В статье Р. Матло отмечены переклички стихотворений Рембо «Aichimie du Verbe» («Алхимия слова») и «Mémoire» («Память») с «Памятью» Гумилёва [Matlaw, 1975, р. 653]. Исследователь полагает, что можно было бы сравнивать тематическое развитие текста Гумилёва с «Mémoire» Рембо как изображение «вечно неудавшегося поэтического предприятия», а также, может быть, с его стихотворением «О saisons, ô châteaux» («О времена года, о замки»).

В данной работе речь пойдет о любимом повторяющемся мотиве в лирике Гумилёва — блуждании через пространство и время, поиске своего мира между «бесчисленных светил». Возможно, этот мотив пришел к Гумилёву от Рембо.

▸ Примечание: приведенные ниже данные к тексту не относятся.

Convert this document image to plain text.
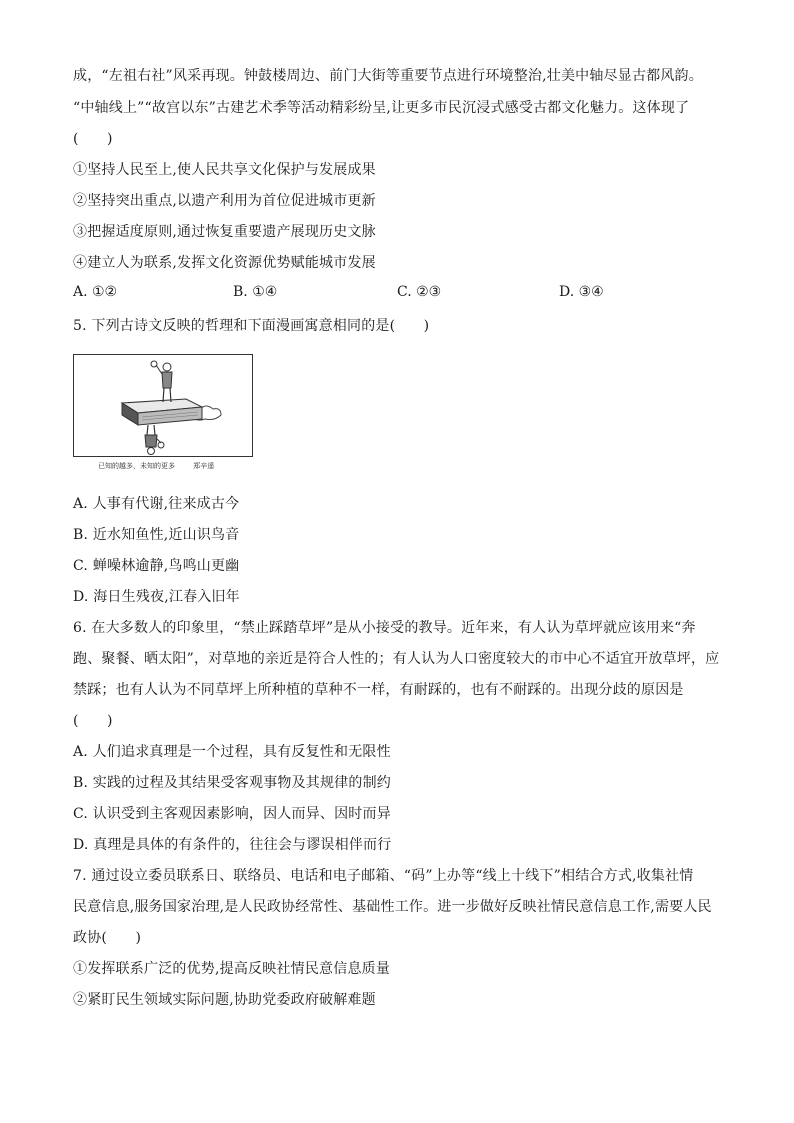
成，“左祖右社”风采再现。钟鼓楼周边、前门大街等重要节点进行环境整治,壮美中轴尽显古都风韵。
“中轴线上”“故宫以东”古建艺术季等活动精彩纷呈,让更多市民沉浸式感受古都文化魅力。这体现了
(　　)
①坚持人民至上,使人民共享文化保护与发展成果
②坚持突出重点,以遗产利用为首位促进城市更新
③把握适度原则,通过恢复重要遗产展现历史文脉
④建立人为联系,发挥文化资源优势赋能城市发展
A. ①②	B. ①④	C. ②③	D. ③④
5. 下列古诗文反映的哲理和下面漫画寓意相同的是(　　)
已知的越多，未知的更多	郑辛遥
A. 人事有代谢,往来成古今
B. 近水知鱼性,近山识鸟音
C. 蝉噪林逾静,鸟鸣山更幽
D. 海日生残夜,江春入旧年
6. 在大多数人的印象里，“禁止踩踏草坪”是从小接受的教导。近年来，有人认为草坪就应该用来“奔
跑、聚餐、晒太阳”，对草地的亲近是符合人性的；有人认为人口密度较大的市中心不适宜开放草坪，应
禁踩；也有人认为不同草坪上所种植的草种不一样，有耐踩的，也有不耐踩的。出现分歧的原因是
(　　)
A. 人们追求真理是一个过程，具有反复性和无限性
B. 实践的过程及其结果受客观事物及其规律的制约
C. 认识受到主客观因素影响，因人而异、因时而异
D. 真理是具体的有条件的，往往会与谬误相伴而行
7. 通过设立委员联系日、联络员、电话和电子邮箱、“码”上办等“线上十线下”相结合方式,收集社情
民意信息,服务国家治理,是人民政协经常性、基础性工作。进一步做好反映社情民意信息工作,需要人民
政协(　　)
①发挥联系广泛的优势,提高反映社情民意信息质量
②紧盯民生领域实际问题,协助党委政府破解难题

Попробуем проследить, как это происходило.

Блуждающий герой — один из главных персонажей лирики Гумилёва:

Я вечернею порою над заснувшею рекою,
Полон дум необъяснимых, всеми кинутый, брожу.
Точно дух ночной блуждаю, встречи радостной не знаю,
Одиночества дрожу... [Гумилёв, 1998, с. 19]

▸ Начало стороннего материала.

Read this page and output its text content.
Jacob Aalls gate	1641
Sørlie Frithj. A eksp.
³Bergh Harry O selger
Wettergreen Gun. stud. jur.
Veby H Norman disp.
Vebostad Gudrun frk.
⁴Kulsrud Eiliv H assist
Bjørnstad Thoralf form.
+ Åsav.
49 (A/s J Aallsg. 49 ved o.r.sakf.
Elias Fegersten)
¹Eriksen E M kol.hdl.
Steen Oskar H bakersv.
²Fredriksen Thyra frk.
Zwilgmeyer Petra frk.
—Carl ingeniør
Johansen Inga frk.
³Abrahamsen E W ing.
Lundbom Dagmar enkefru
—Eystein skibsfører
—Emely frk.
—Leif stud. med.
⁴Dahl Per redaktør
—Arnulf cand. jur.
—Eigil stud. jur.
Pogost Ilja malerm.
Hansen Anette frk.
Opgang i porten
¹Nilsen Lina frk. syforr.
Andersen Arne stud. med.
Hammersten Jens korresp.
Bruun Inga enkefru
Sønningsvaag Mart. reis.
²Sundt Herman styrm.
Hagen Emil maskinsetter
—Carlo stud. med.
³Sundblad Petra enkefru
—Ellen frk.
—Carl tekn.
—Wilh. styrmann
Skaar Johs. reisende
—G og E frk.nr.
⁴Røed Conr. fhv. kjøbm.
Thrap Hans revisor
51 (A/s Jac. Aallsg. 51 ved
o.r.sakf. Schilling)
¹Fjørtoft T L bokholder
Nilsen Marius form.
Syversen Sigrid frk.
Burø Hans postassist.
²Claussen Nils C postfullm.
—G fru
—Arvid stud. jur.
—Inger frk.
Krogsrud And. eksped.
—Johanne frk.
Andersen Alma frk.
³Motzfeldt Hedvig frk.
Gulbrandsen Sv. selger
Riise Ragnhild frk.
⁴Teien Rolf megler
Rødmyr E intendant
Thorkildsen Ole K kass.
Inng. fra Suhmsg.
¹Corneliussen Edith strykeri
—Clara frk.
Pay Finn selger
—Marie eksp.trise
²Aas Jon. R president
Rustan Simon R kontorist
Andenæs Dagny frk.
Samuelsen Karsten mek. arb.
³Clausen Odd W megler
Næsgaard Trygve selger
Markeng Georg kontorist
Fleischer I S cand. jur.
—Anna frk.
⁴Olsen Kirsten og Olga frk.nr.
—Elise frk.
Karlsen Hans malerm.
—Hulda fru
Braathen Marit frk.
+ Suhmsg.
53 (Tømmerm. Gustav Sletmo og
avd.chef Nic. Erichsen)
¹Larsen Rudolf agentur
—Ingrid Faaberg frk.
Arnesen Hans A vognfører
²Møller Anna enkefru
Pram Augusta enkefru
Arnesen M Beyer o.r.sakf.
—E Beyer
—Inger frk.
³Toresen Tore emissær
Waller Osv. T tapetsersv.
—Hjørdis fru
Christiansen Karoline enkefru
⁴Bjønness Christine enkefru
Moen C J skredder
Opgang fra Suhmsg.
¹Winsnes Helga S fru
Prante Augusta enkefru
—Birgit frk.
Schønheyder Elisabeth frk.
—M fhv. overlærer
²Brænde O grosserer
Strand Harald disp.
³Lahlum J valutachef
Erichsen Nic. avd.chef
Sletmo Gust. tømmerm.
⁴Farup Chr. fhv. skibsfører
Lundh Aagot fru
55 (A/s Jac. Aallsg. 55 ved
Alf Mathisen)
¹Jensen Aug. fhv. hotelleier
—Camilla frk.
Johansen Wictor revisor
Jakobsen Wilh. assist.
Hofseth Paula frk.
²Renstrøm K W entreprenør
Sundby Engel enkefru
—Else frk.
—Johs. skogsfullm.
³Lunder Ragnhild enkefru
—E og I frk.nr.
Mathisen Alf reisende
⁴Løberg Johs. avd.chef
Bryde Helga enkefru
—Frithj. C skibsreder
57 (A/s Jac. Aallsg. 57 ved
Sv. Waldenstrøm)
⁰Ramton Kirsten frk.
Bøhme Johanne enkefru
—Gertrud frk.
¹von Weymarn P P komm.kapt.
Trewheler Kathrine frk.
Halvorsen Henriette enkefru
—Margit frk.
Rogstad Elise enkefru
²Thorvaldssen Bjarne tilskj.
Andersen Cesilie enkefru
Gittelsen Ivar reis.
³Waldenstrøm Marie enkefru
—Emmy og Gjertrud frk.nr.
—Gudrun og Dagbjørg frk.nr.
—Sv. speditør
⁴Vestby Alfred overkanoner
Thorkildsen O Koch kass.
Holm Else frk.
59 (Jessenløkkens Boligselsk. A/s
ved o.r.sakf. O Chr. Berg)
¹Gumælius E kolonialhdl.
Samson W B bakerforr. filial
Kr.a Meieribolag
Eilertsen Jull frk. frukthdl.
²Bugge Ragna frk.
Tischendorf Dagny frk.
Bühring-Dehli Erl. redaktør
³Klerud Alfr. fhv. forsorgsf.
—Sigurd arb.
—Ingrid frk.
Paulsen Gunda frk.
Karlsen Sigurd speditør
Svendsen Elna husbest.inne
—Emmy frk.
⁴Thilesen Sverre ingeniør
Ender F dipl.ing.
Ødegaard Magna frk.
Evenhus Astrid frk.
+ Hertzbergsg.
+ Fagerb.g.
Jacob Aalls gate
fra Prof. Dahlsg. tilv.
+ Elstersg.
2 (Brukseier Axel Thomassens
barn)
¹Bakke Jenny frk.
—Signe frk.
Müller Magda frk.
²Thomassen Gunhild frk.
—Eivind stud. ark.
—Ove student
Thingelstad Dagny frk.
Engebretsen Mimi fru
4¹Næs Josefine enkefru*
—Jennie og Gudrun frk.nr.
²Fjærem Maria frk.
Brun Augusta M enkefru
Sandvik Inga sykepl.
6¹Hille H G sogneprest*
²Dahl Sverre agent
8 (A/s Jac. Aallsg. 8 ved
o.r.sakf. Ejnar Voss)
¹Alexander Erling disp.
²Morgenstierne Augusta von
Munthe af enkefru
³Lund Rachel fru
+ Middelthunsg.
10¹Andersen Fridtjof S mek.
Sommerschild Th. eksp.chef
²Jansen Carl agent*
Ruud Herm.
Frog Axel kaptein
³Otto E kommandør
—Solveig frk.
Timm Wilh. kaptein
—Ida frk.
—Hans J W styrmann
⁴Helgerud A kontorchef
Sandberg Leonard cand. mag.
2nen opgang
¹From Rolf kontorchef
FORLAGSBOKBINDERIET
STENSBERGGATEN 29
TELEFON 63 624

Зачарованный викинг, я шел по земле,
Я в душе согласил жизнь потока и скал,
Я скрывался во мгле на моем корабле,
Ничего не просил, ничего не желал.

В ярком солнечном свете — надменный павлин,
В час ненастья — внезапно свирепый орел,
Я в тревоге пучин встретил остров ундин,
Я летучее счастье, блуждая, нашел... [Там же, с. 113]

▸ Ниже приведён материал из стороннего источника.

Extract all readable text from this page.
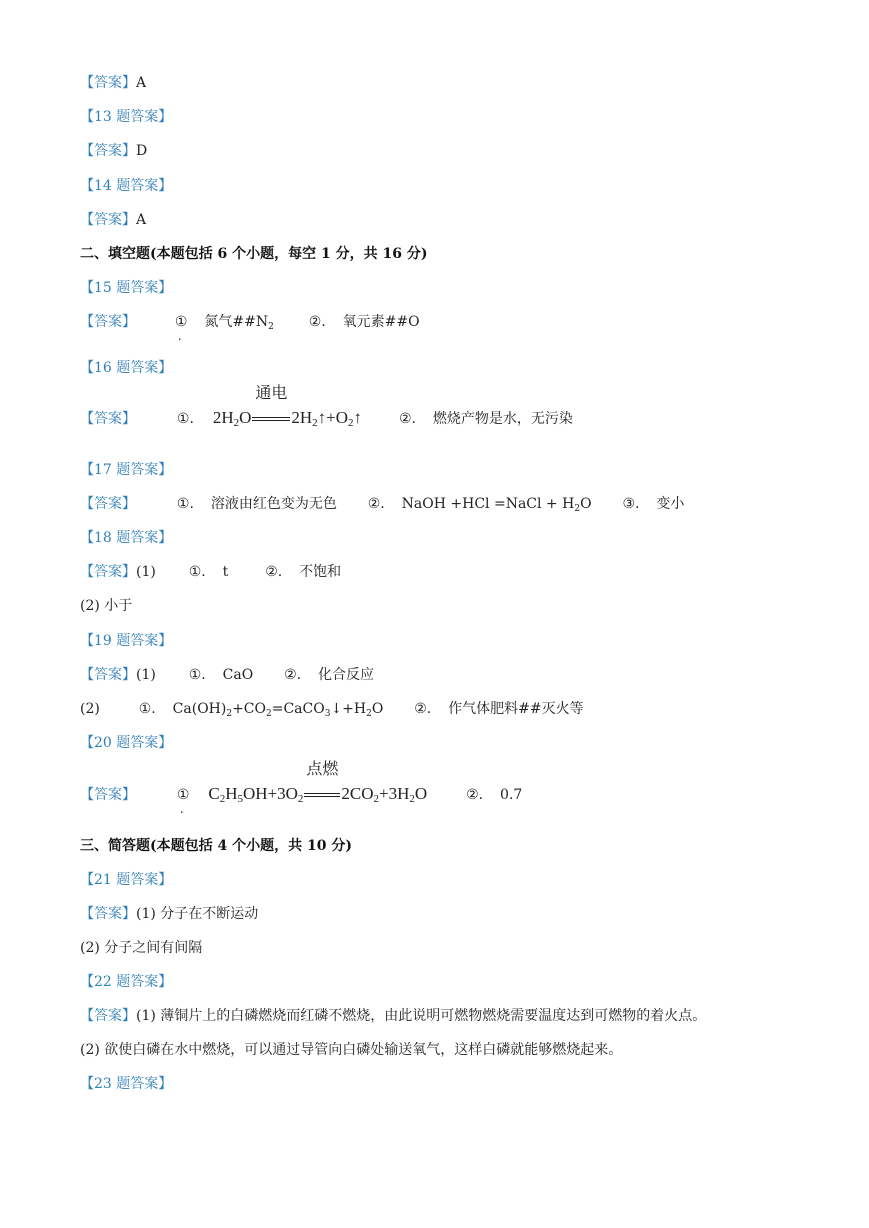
【答案】A
【13 题答案】
【答案】D
【14 题答案】
【答案】A
二、填空题(本题包括 6 个小题，每空 1 分，共 16 分)
【15 题答案】
【答案】	① . 氮气$\#\#N_2$ ②. 氧元素##O
【16 题答案】
【答案】	①. $2H_2O$
通电
$2H_2↑+O_2↑$	②. 燃烧产物是水，无污染
【17 题答案】
【答案】	①. 溶液由红色变为无色 ②. NaOH +HCl =NaCl + $H_2O$ ③. 变小
【18 题答案】
【答案】(1) ①. t	②. 不饱和
(2) 小于
【19 题答案】
【答案】(1) ①. CaO ②. 化合反应
(2)	①. $Ca(OH)_2+CO_2=CaCO_3↓+H_2O$ ②. 作气体肥料##灭火等
【20 题答案】
【答案】	① . $C_2H_5OH+3O_2$
点燃
$2CO_2+3H_2O$	②. 0.7
三、简答题(本题包括 4 个小题，共 10 分)
【21 题答案】
【答案】(1) 分子在不断运动
(2) 分子之间有间隔
【22 题答案】
【答案】(1) 薄铜片上的白磷燃烧而红磷不燃烧，由此说明可燃物燃烧需要温度达到可燃物的着火点。
(2) 欲使白磷在水中燃烧，可以通过导管向白磷处输送氧气，这样白磷就能够燃烧起来。
【23 题答案】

Следом за Синдбадом-Мореходом
В чуждых странах я сбирал червонцы
И блуждал по незнакомым водам,
Где, дробясь, пылали блики солнца... [Там же, с. 153]

Углубясь в неведомые горы,
Заблудился старый конквистадор,
В дымном небе плавали кондоры,
Нависали снежные громады [Там же, с. 188]

Одна из поэм Гумилёва посвящена евангельскому сюжету о блудном сыне, который «блуждал, то распутник, то нищий», «блуждал... без мысли и цели».

В стихотворении «На далекой звезде Венере...» Гумилёв «отдал дань, пусть в полушутливом тоне, иронической (слегка пародийной) фантазии — тем опытам осмыслении гласных, которые восходят к Рембо и нашли в русской поэзии его времени продолжение у Хлебникова, о чьих стихах Гумилёв с большим вниманием писал в своих статьях о поэзии» [Иванов, 1990, с. 22]:

На Венере, ах, на Венере
Нету слов обидных или властных,
Говорят ангелы на Венере
Языком из одних только гласных.

Если скажут «еа» и «аи» —
Это радостное обещанье,
«Уо», «ао» — о древнем рае
Золотое воспоминанье... [Гумилёв, 2001, с. 135]

Но интересно то, что именно в этом тексте, ориентированном на мелодические игры Рембо, возникает образ «блуждающих золотых дымов», сравниваемых со странниками — пилигримами:

И блуждают золотые дымы
В синих-синих вечерних кущах
Иль, как радостные пилигримы,
Навещают еще живущих [Там же].

Кажется, что Гумилёв сквозь плавающие гласные, обозначающие воспоминание о далеком пропитом, слышит строки Рембо, и это прошлое погружает душу в бесконечные блуждания. Для Гумилёва дорога́ мысль о том, что его душа затерялась в пространстве и как будто ищет свои истоки, свою тайную родину. В стихотворении «Стокгольм», пишет Ю. Верховский, «мы видим сначала как бы слияние души личной с этими душами городов и душевного с внешнереальным, но потом эти воплощения вскрываются, как только этапы странствований и блужданий самой души» [Верховский, 1925, с. 122].

Образ Стокгольма рождается из сна, но сон здесь как будто приоткрывает завесу о происхождении лирического героя:

«О, Боже, — вскричал я в тревоге, — что, если
Страна эта истинно родина мне?
Не здесь ли любил я и умер не здесь ли,
В зеленой и солнечной этой стране?» [Гумилёв, 1999, с. 188]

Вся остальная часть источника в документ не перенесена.